Tana And Endamone, Or Diana And Endymion

Charles G. Leland

“Now it is fabled that Endymion, admitted to Olympus, whence he was expelled for want of respect to Juno, was banished for thirty years to earth. And having been allowed to sleep this time in a cave of Mount Latmos, Diana, smitten with his beauty visited him every night till she had by him fifty daughters and one son. And after this Endymion was recalled to Olympus.”

-Diz. Stor. Mitol

The following legend and the spells were given under the name or title of TANA. This was the old Etruscan name for Diana, which is still preserved in the Romagna Toscana. In more than one Italian and French work I have found some account or tale how a witch charmed a girl to sleep for a lover, but this is the only explanation of the whole ceremony known to me.

Tana is a beautiful goddess, and she loved a marvelously handsome youth names Endamone; but her love was crossed by a witch who was her rival, although Endamone did not care for the latter.

But the witch resolved to win him, whether he would or not, and with this intent she induced the servant of Endamone to let her pass the night in the latter’s room. And when there, she assumed the appearance of Tana, whom he loved, so that he was delighted to behold her, as he thought, and welcomed her with passionate embraces. Yet this gave him into her power, for it enabled her to perform a certain magic spell by clipping a lock of his hair.

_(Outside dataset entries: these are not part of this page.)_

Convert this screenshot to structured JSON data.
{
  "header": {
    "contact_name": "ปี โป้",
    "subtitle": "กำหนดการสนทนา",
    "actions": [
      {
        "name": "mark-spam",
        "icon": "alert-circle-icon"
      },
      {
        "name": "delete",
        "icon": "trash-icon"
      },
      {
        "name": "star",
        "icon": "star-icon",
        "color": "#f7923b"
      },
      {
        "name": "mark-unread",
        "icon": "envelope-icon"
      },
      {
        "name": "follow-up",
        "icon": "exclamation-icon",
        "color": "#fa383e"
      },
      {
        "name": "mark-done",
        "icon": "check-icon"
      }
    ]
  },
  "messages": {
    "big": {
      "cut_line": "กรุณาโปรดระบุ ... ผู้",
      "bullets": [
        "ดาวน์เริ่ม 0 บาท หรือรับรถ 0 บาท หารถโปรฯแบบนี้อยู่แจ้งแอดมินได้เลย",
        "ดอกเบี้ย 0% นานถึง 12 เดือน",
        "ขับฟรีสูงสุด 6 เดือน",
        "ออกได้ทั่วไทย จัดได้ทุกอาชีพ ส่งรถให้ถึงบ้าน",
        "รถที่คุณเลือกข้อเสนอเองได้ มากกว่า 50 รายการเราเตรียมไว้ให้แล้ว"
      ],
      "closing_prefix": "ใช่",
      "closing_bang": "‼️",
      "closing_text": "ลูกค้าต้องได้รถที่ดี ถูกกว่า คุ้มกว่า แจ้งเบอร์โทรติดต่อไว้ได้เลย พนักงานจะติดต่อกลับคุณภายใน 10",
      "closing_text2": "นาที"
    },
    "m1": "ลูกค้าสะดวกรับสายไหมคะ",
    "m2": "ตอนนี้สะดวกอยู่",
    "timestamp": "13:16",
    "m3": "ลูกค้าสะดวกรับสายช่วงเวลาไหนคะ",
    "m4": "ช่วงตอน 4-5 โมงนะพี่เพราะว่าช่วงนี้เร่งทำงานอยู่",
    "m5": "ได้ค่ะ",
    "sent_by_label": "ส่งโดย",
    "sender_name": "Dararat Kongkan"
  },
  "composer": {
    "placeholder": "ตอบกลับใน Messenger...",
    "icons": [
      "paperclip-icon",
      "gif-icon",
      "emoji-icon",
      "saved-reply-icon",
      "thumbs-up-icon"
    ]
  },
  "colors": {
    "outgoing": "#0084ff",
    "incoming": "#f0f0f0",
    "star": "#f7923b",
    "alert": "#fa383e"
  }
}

Then she went home, and taking a piece of sheep’s intestine, formed of it a purse, and in this she put that which she had taken, with a red and a black ribbon bound together, with a feather, and pepper and salt, and then sang a song. These are the words, a song of witchcraft of the very old time.

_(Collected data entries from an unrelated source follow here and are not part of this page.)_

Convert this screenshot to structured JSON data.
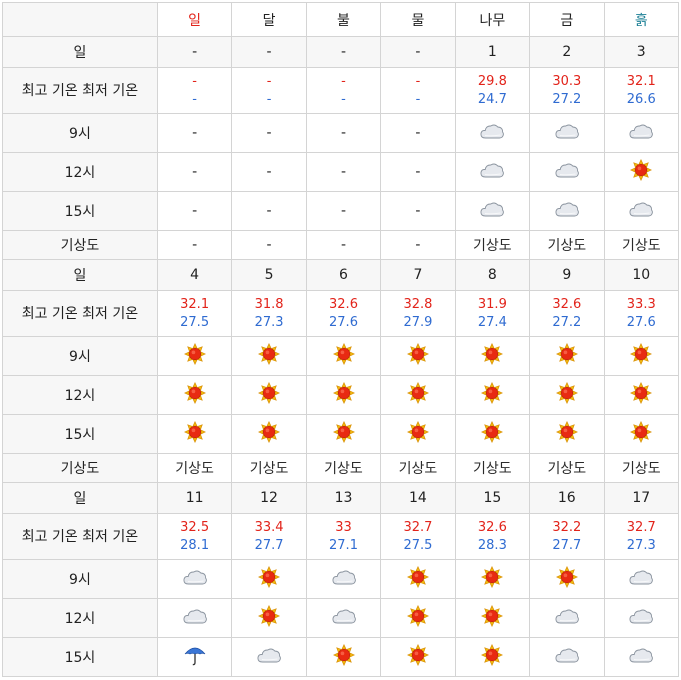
{
  "colors": {
    "sun": "#e2231a",
    "hi": "#e2231a",
    "lo": "#2f6bd1",
    "sat": "#1b7f95"
  },
  "header": {
    "days": [
      "일",
      "달",
      "불",
      "물",
      "나무",
      "금",
      "흙"
    ]
  },
  "labels": {
    "day": "일",
    "temp": "최고 기온 최저 기온",
    "h9": "9시",
    "h12": "12시",
    "h15": "15시",
    "map": "기상도"
  },
  "empty": "-",
  "weeks": [
    {
      "days": [
        "-",
        "-",
        "-",
        "-",
        "1",
        "2",
        "3"
      ],
      "hi": [
        "-",
        "-",
        "-",
        "-",
        "29.8",
        "30.3",
        "32.1"
      ],
      "lo": [
        "-",
        "-",
        "-",
        "-",
        "24.7",
        "27.2",
        "26.6"
      ],
      "h9": [
        "none",
        "none",
        "none",
        "none",
        "cloud-icon",
        "cloud-icon",
        "cloud-icon"
      ],
      "h12": [
        "none",
        "none",
        "none",
        "none",
        "cloud-icon",
        "cloud-icon",
        "sun-icon"
      ],
      "h15": [
        "none",
        "none",
        "none",
        "none",
        "cloud-icon",
        "cloud-icon",
        "cloud-icon"
      ],
      "map": [
        "-",
        "-",
        "-",
        "-",
        "기상도",
        "기상도",
        "기상도"
      ]
    },
    {
      "days": [
        "4",
        "5",
        "6",
        "7",
        "8",
        "9",
        "10"
      ],
      "hi": [
        "32.1",
        "31.8",
        "32.6",
        "32.8",
        "31.9",
        "32.6",
        "33.3"
      ],
      "lo": [
        "27.5",
        "27.3",
        "27.6",
        "27.9",
        "27.4",
        "27.2",
        "27.6"
      ],
      "h9": [
        "sun-icon",
        "sun-icon",
        "sun-icon",
        "sun-icon",
        "sun-icon",
        "sun-icon",
        "sun-icon"
      ],
      "h12": [
        "sun-icon",
        "sun-icon",
        "sun-icon",
        "sun-icon",
        "sun-icon",
        "sun-icon",
        "sun-icon"
      ],
      "h15": [
        "sun-icon",
        "sun-icon",
        "sun-icon",
        "sun-icon",
        "sun-icon",
        "sun-icon",
        "sun-icon"
      ],
      "map": [
        "기상도",
        "기상도",
        "기상도",
        "기상도",
        "기상도",
        "기상도",
        "기상도"
      ]
    },
    {
      "days": [
        "11",
        "12",
        "13",
        "14",
        "15",
        "16",
        "17"
      ],
      "hi": [
        "32.5",
        "33.4",
        "33",
        "32.7",
        "32.6",
        "32.2",
        "32.7"
      ],
      "lo": [
        "28.1",
        "27.7",
        "27.1",
        "27.5",
        "28.3",
        "27.7",
        "27.3"
      ],
      "h9": [
        "cloud-icon",
        "sun-icon",
        "cloud-icon",
        "sun-icon",
        "sun-icon",
        "sun-icon",
        "cloud-icon"
      ],
      "h12": [
        "cloud-icon",
        "sun-icon",
        "cloud-icon",
        "sun-icon",
        "sun-icon",
        "cloud-icon",
        "cloud-icon"
      ],
      "h15": [
        "umbrella-icon",
        "cloud-icon",
        "sun-icon",
        "sun-icon",
        "sun-icon",
        "cloud-icon",
        "cloud-icon"
      ]
    }
  ]
}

This bag for Endamon’ I wove,
It is my vengeance for the love,
For the deep love I had for thee,
Which thou would’st not return to me,
But bore it all to Tana’s shrine,
And Tana never shall be thine!
Now every night in agony
By me thou shalt oppressed be!
From day to day, from hour to hour,
I’ll make thee feel the witch’s power;
With passion thou shalt be tormented,
And yet with pleasure ne’er be contented;
Enwrapped in slumber thou shalt lie,
To know that thy beloved is by,
And, ever dying, never die,
Without the power to speak a word,
Nor shall her voice by thee be heard;
Tormented by Love’s agony,
There shall be no relief for thee!
For my strong spell thou canst not break,
And from that sleep thou ne’er shalt wake;
Little by little thou shalt waste,
Like taper by the embers placed.
Little by little thou shalt die,
Yet, ever living, tortured lie,
Strong in desire, yet ever weak,
Without the power to move or speak,
With all the love I had for thee,
Shalt thou thyself tormented be,
Since all the love I felt of late
I’ll make thee feel in burning hate,
For ever on thy torture bent,
I am revenged, and now content.

But Tana, who was far more powerful than the witch, though not able to break the spell by which he was compelled to sleep, took from him all pain (he knew her in dreams), and embracing him, she sang this counter charm.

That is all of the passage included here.